His government took the baton from Rachel Notley’s NDP on industrial carbon pricing, enforcing the rising carbon price that would have otherwise been abandoned by the UCP government and its oil and gas industry funders. It created a generous tax credit for the carbon capture and storage projects the industry claims are essential to its decarbonization efforts. It even provided industry with a kind of insurance against Pierre Poilievre’s pledge to “axe the tax” in the form of so-called “carbon contracts for difference.” 

And yes, the Liberals created an emissions cap for the oil sand that formalized the industry’s own stated commitments and capacities. Said industry could have used to advertise its dedication to being the most ethical source of petroleum on earth, and embraced the challenge of doing what it said it would. Instead, like so many of the Trudeau government’s climate policies, the emissions cap was portrayed as an intolerable affront to their economic interests — yet another supposed example of Trudeau trying to “kill” their industry. 
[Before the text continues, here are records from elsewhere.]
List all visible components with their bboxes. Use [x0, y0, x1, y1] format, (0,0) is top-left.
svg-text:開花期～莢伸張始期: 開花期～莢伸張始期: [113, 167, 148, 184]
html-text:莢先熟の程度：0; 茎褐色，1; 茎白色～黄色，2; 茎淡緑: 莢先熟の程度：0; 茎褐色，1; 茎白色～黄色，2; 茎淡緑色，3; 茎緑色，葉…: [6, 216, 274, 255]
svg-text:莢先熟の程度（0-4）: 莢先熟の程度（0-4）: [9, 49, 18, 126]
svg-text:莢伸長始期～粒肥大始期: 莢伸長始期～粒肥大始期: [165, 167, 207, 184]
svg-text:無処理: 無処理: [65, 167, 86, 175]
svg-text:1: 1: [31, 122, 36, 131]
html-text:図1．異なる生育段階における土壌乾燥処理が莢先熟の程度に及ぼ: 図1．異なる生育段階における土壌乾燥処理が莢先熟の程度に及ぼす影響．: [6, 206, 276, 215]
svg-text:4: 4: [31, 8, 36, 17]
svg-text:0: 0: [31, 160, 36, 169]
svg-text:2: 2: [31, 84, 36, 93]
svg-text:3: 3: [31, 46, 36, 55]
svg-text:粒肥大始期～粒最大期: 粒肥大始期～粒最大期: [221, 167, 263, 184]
Ironically, this might have been Trudeau’s biggest gift to the oil and gas industry: a boogeyman that it and its political patrons could use to distract shareholders and voters from the sector’s litany of failures. Trudeau’s election in 2015 almost immediately blinded many Albertans to the true source of their economic challenges that began with the 2014 crash in oil prices engineered by Saudi Arabia. Most have declined to regain the use of their sight ever since. 

At some point, though, they’ll have to open their eyes. When they do, they’ll see that Alberta isn’t in control of its destiny here, and it hasn’t been for a very long time. It’s at the mercy of a petroleum market that’s in the midst of a massive transformation that no domestic politician can arrest, much less reverse. Global demand for oil will almost certainly peak in the first four years of a Pierre Poilievre government, with demand for gas soon to follow. By then, the big question will be how fast it will fall. 

Oil and gas CEOs think Justin Trudeau has been trying to kill their industry. The facts suggest he's been doing something else — trying to save it from them and the future they refuse to prepare for.

Trudeau’s government and its climate policies were all about preparing Alberta’s oil and gas industry for that moment. When it arrives — and it will — they might want to apologize to the prime minister they’ve so loved to hate.